Pireella

  • Authority

    Buck, William R. 2003. Guide to the plants of central french Guiana. Part 3. Mosses. Mem. New York Bot. Gard. 76: 1-167.

  • Family

    Pterobryaceae

  • Scientific Name

    Pireella

  • Description

    Genus Description - Plants relatively small to medium-sized or rarely robust, in green to golden, thin to dense, epiphytic colonies; stipes usually frondose and pinnately branched, rarely simple, erect, sometimes becoming flagellate above with reduced leaves. Stipe leaves strongly to slightly differentiated from branch leaves, appressed to squarrose-spreading from a clasping base, ovate-triangular to lanceolate; branch leaves erect to spreading, in 5 obvious spiral rows or not, lanceolate to ovate, broadly acuminate, concave, not plicate, rarely decurrent; margins subentire to serrulate, plane; costa single, usually subpercurrent to percurrent, rarely ending near midleaf, sometimes flexuose, not projecting at apex; cells oval (1.5-3:1) to linear, often prorulose, thin- to thick-walled, sometimes porose, becoming yellow at the insertion; alar cells differentiated in quite small to extensive areas.
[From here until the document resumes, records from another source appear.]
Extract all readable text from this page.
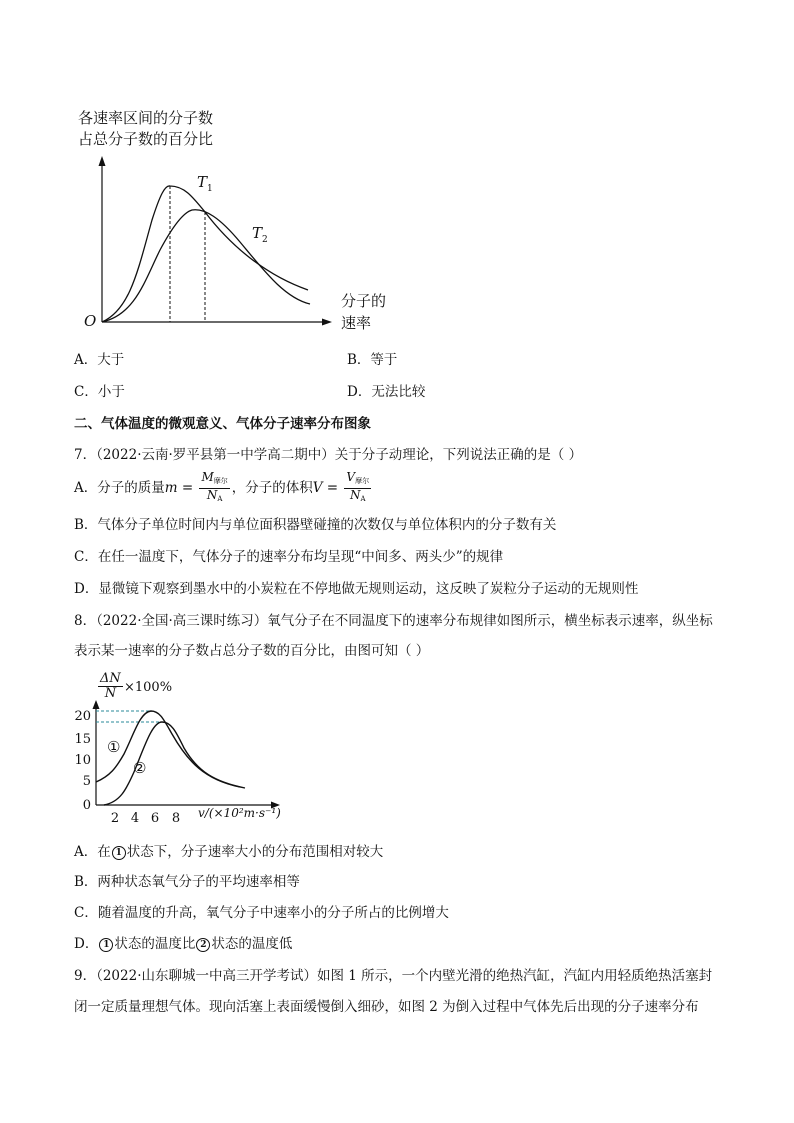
各速率区间的分子数
占总分子数的百分比
$T_1$
$T_2$
O
分子的
速率
A．大于	B．等于
C．小于	D．无法比较
二、气体温度的微观意义、气体分子速率分布图象
7．（2022·云南·罗平县第一中学高二期中）关于分子动理论，下列说法正确的是（ ）
A．分子的质量$m = \frac{M_{摩尔}}{N_A}$ ，分子的体积$V = \frac{V_{摩尔}}{N_A}$
B．气体分子单位时间内与单位面积器壁碰撞的次数仅与单位体积内的分子数有关
C．在任一温度下，气体分子的速率分布均呈现“中间多、两头少”的规律
D．显微镜下观察到墨水中的小炭粒在不停地做无规则运动，这反映了炭粒分子运动的无规则性
8．（2022·全国·高三课时练习）氧气分子在不同温度下的速率分布规律如图所示，横坐标表示速率，纵坐标
表示某一速率的分子数占总分子数的百分比，由图可知（ ）
ΔN
N ×100%
20
15
10
5
0
2 4 6 8
①
②
v/(×10²m·s⁻¹)
A．在 1 状态下，分子速率大小的分布范围相对较大
B．两种状态氧气分子的平均速率相等
C．随着温度的升高，氧气分子中速率小的分子所占的比例增大
D． 1 状态的温度比 2 状态的温度低
9．（2022·山东聊城一中高三开学考试）如图 1 所示，一个内壁光滑的绝热汽缸，汽缸内用轻质绝热活塞封
闭一定质量理想气体。现向活塞上表面缓慢倒入细砂，如图 2 为倒入过程中气体先后出现的分子速率分布
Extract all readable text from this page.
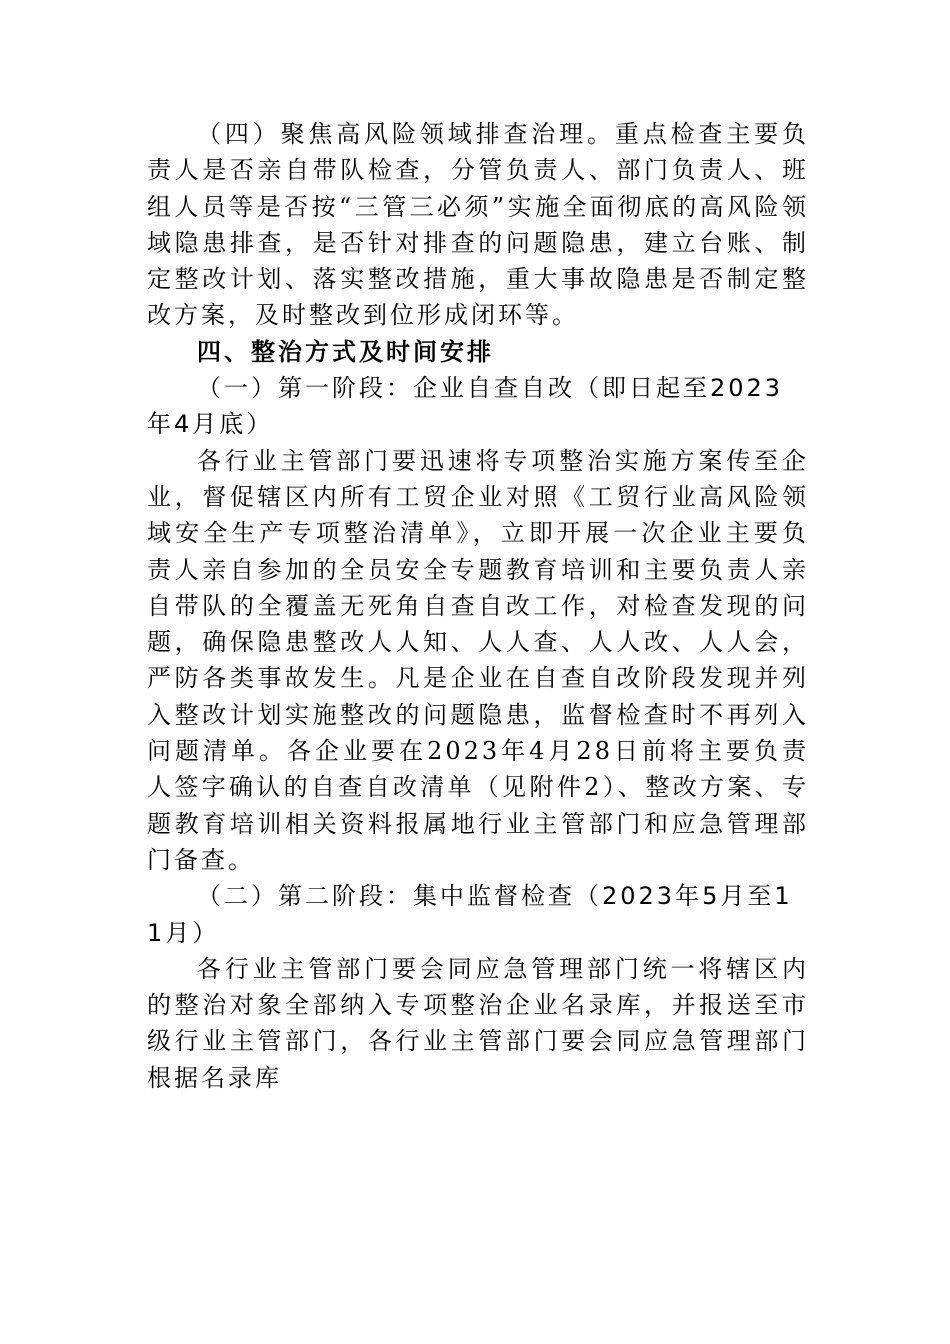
（四）聚焦高风险领域排查治理。重点检查主要负责人是否亲自带队检查，分管负责人、部门负责人、班组人员等是否按“三管三必须”实施全面彻底的高风险领域隐患排查，是否针对排查的问题隐患，建立台账、制定整改计划、落实整改措施，重大事故隐患是否制定整改方案，及时整改到位形成闭环等。

四、整治方式及时间安排

（一）第一阶段：企业自查自改（即日起至2023年4月底）

各行业主管部门要迅速将专项整治实施方案传至企业，督促辖区内所有工贸企业对照《工贸行业高风险领域安全生产专项整治清单》，立即开展一次企业主要负责人亲自参加的全员安全专题教育培训和主要负责人亲自带队的全覆盖无死角自查自改工作，对检查发现的问题，确保隐患整改人人知、人人查、人人改、人人会，严防各类事故发生。凡是企业在自查自改阶段发现并列入整改计划实施整改的问题隐患，监督检查时不再列入问题清单。各企业要在2023年4月28日前将主要负责人签字确认的自查自改清单（见附件2）、整改方案、专题教育培训相关资料报属地行业主管部门和应急管理部门备查。

（二）第二阶段：集中监督检查（2023年5月至11月）

各行业主管部门要会同应急管理部门统一将辖区内的整治对象全部纳入专项整治企业名录库，并报送至市级行业主管部门，各行业主管部门要会同应急管理部门根据名录库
Asexual propagula often clustered in leaf axils on short stalks, uniseriate. Dioicous, rarely fertile. Setae very short to elongate, smooth or less often roughened, reddish, occasionally flexuose; capsules mostly immersed but occasionally exserted, erect and symmetric, usually broadly oval-cylindric, rarely subglobose; peristome double, prostome often well developed, exostome teeth mostly smooth and perforate; endostome strongly reduced to slender short segments, often fragmentary and adherent to the teeth. Calyptrae (reportedly) cucullate or (observed) mitrate, mostly pilose, smooth. Pireella is characterized by mostly well branched, erect secondary stems arising from a creeping primary stem. The leaves are lanceolate to ovate and the costa usually ends in the acumen. The branch leaves are strongly concave in all species. The cells vary from oval to linear and the alar cells are scarcely differentiated to quadrate in extensive areas. The capsules are mostly immersed and the peristome is double but the endostome is strongly reduced and often difficult to demonstrate. The exostome teeth are mostly unornamented and obscured by a well developed prostome.